Kenya
Il règne sur la plage comme une ambiance d’avant bataille. La mine grave, oppressée par la chaleur, des centaines d’hommes attendent à l’ombre de bâches en plastique le moment où ils empoigneront leurs armes automatiques et iront voguer sur le lac Turkana, dans le nord du Kenya.
Ces derniers vivent au campement de Nayenae, une enfilade d’abris improvisés devant lesquels sont étalés leur matériel de pêche. Depuis plusieurs mois, il leur est de plus en plus difficile de jouir du produit de leur travail du fait de la rivalité entre ces derniers vivant à l’Ouest et au nord-ouest du lac, et les Dessanech répartis au nord et au nord-est au Kenya et en Éthiopie.
“On ne négocie pas lorsqu’on rencontre les Dessanech, on tire à vue et ils tirent à vue, c’est la seule langue que nous parlons.” Raconte Maurice Echerait, pêcheur Turkana.

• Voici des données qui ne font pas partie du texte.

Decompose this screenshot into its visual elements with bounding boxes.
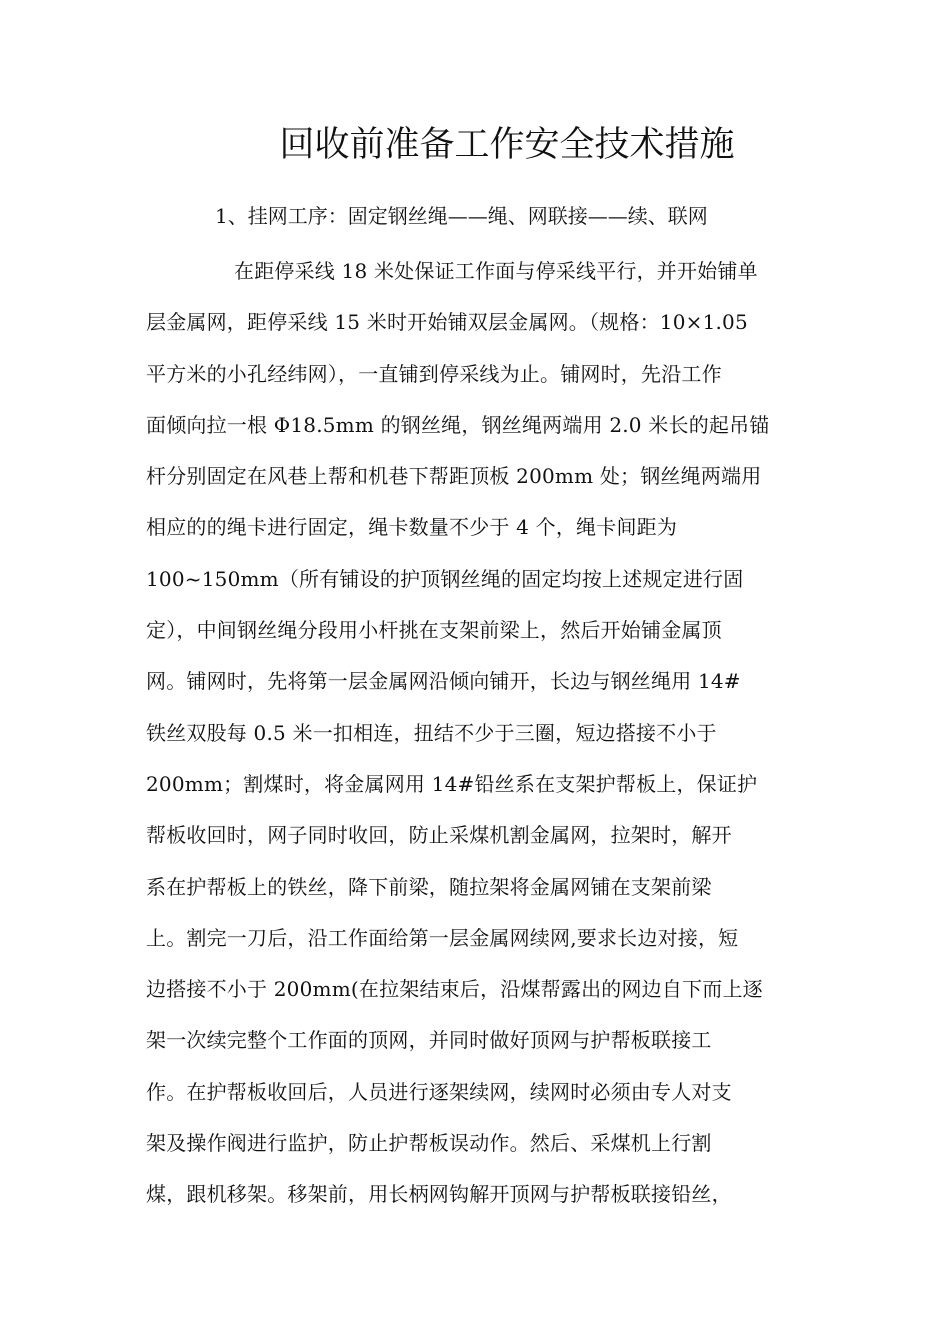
text-line: 上。割完一刀后，沿工作面给第一层金属网续网,要求长边对接，短	[146, 925, 739, 950]
text-line: 定），中间钢丝绳分段用小杆挑在支架前梁上，然后开始铺金属顶	[146, 618, 722, 643]
document-title: 回收前准备工作安全技术措施	[279, 125, 735, 165]
text-line: 网。铺网时，先将第一层金属网沿倾向铺开，长边与钢丝绳用 14#	[146, 669, 741, 694]
text-line: 层金属网，距停采线 15 米时开始铺双层金属网。（规格：10×1.05	[146, 310, 748, 335]
text-line: 铁丝双股每 0.5 米一扣相连，扭结不少于三圈，短边搭接不小于	[146, 720, 717, 745]
text-line: 在距停采线 18 米处保证工作面与停采线平行，并开始铺单	[234, 259, 758, 283]
text-line: 系在护帮板上的铁丝，降下前梁，随拉架将金属网铺在支架前梁	[146, 874, 712, 899]
text-line: 作。在护帮板收回后，人员进行逐架续网，续网时必须由专人对支	[146, 1079, 732, 1104]
text-line: 边搭接不小于 200mm(在拉架结束后，沿煤帮露出的网边自下而上逐	[146, 977, 763, 1002]
text-line: 平方米的小孔经纬网），一直铺到停采线为止。铺网时，先沿工作	[146, 361, 722, 386]
text-line: 架一次续完整个工作面的顶网，并同时做好顶网与护帮板联接工	[146, 1028, 712, 1053]
text-line: 杆分别固定在风巷上帮和机巷下帮距顶板 200mm 处；钢丝绳两端用	[146, 464, 762, 489]
text-line: 煤，跟机移架。移架前，用长柄网钩解开顶网与护帮板联接铅丝，	[146, 1182, 732, 1207]
body-paragraph	[146, 246, 826, 1221]
text-line: 200mm；割煤时，将金属网用 14#铅丝系在支架护帮板上，保证护	[146, 771, 758, 796]
section-heading: 1、挂网工序：固定钢丝绳——绳、网联接——续、联网	[215, 204, 708, 228]
text-line: 相应的的绳卡进行固定，绳卡数量不少于 4 个，绳卡间距为	[146, 515, 678, 540]
text-line: 100~150mm（所有铺设的护顶钢丝绳的固定均按上述规定进行固	[146, 566, 744, 591]
text-line: 帮板收回时，网子同时收回，防止采煤机割金属网，拉架时，解开	[146, 823, 732, 848]
text-line: 架及操作阀进行监护，防止护帮板误动作。然后、采煤机上行割	[146, 1131, 712, 1156]
text-line: 面倾向拉一根 Φ18.5mm 的钢丝绳，钢丝绳两端用 2.0 米长的起吊锚	[146, 412, 770, 437]
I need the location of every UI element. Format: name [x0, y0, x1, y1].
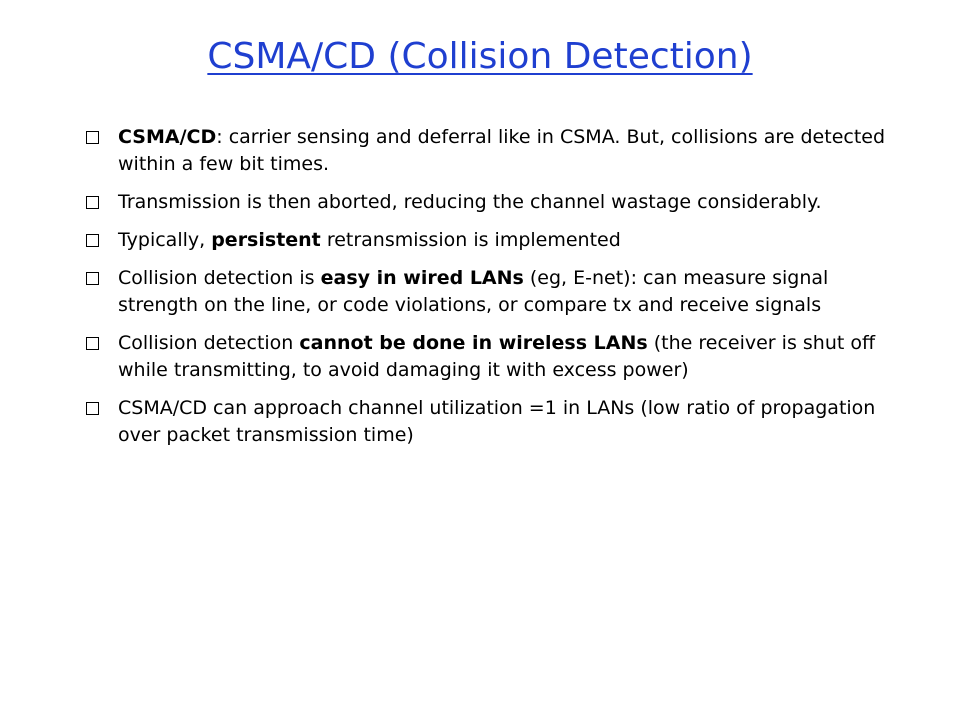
bullet-item-wired-detection — [110, 265, 900, 319]
square-bullet-icon — [86, 131, 99, 144]
bullet-list — [110, 124, 900, 460]
bullet-item-persistent-retransmission — [110, 227, 900, 254]
bullet-bold-term: CSMA/CD — [118, 126, 217, 148]
bullet-text-after: (eg, E-net): can measure signal strength on the line, or code violations, or compare tx and receive signals — [118, 267, 829, 316]
bullet-bold-term: cannot be done in wireless LANs — [299, 332, 648, 354]
bullet-text-before: Collision detection — [118, 332, 300, 354]
bullet-text: CSMA/CD can approach channel utilization =1 in LANs (low ratio of propagation over packet transmission time) — [118, 397, 876, 446]
bullet-item-wireless-detection — [110, 330, 900, 384]
bullet-bold-term: easy in wired LANs — [320, 267, 524, 289]
bullet-item-transmission-aborted — [110, 189, 900, 216]
bullet-text-before: Typically, — [118, 229, 212, 251]
square-bullet-icon — [86, 272, 99, 285]
square-bullet-icon — [86, 196, 99, 209]
bullet-text-after: (the receiver is shut off while transmitting, to avoid damaging it with excess power) — [118, 332, 876, 381]
square-bullet-icon — [86, 337, 99, 350]
bullet-item-csma-cd-definition — [110, 124, 900, 178]
bullet-item-channel-utilization — [110, 395, 900, 449]
bullet-text-before: Collision detection is — [118, 267, 321, 289]
square-bullet-icon — [86, 402, 99, 415]
slide-title: CSMA/CD (Collision Detection) — [207, 36, 753, 77]
bullet-bold-term: persistent — [211, 229, 321, 251]
bullet-text-after: retransmission is implemented — [320, 229, 621, 251]
square-bullet-icon — [86, 234, 99, 247]
bullet-text: : carrier sensing and deferral like in CSMA. But, collisions are detected within a few bit times. — [118, 126, 886, 175]
bullet-text: Transmission is then aborted, reducing the channel wastage considerably. — [118, 191, 822, 213]
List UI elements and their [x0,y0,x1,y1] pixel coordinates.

Une rivalité séculaire née après la construction du barrage hydroélectrique “Gibe III”, le plus haut d’Afrique d’une hauteur 243 m, inaugurée par l‘Éthiopie fin 2016. Sa construction à 600 kilomètres au nord sur l’Omo, affluent éthiopien du lac Turkana, a fait légèrement baisser le niveau du lac et a interrompu les crues saisonnières essentielles au cycle de reproduction des poissons.
“Si vous arrêtez ces crues saisonnières pour contrôler le débit, cela veut dire que le stimulus pour la migration des poissons en amont de la rivière pour se reproduire avant de revenir sera perdu donc nous aurions un effondrement au niveau du cycle de reproduction.” Explique John Malala, du bureau du Turkana de l’Institut de recherche kényan sur la pêche.
L‘Éthiopie a certes promis de déclencher des crues artificielles, mais il reste à mesurer leur impact et ampleur requise.
Les pêcheurs, se sentent abandonnés par le gouvernement kényan, qui est selon eux plus intéressé par la possible importation d‘électricité produite par “Gibe III” que par le sort d’une région historiquement marginalisée.
Conscients du danger, des chefs Turkana et Dessanech kényans ont débuté en mars des pourparlers de paix. D’autant que le pire est peut-être à venir, car l’ambition éthiopienne est également agricole. Des projets d’irrigation développés sur l’Omo impliquent le détournement de quantités colossales d’eau.
L’ampleur de ces projets reste floue, en l’absence d’une communication précise des autorités éthiopiennes : entre 100.000 et 450.000 hectares de cultures sont évoqués. L’ONG Human Rights Watch, se basant sur des images satellites, estime qu’environ 30.000 hectares ont déjà été transformés. Selon Sean Avery, si l’hypothèse de 450.000 hectares de plantations se concrétise, “cela réduira de moitié le débit de la rivière”.
Et la rivalité séculaire entre les Turkana, et les Dessanech qui habitent de part et d’autre de la frontière entre le Kenya et l’Ethiopie, est devenue meurtrière. Loito Ibuya est un jeune pêcheur Turkana.
“Rien de bon ne sort de ce lac, seulement la mort. Leurs filets de pêche rencontrent les nôtres dans le delta. Ils jettent leurs filets d’un côté, alors que nous faisons la même chose de l’autre. Les fortes marées nocturnes poussent les filets qui finissent par s’emmêler dans le lac. Donc, récupérer nos filets devient un problème qui conduit à des affrontements. “
Avec environ 90 % de l’afflux d’eau douce dans le lac qui provient de la rivière Omo, la bataille pourrait être alors perdue pour tout le monde sur les rives du Turkana.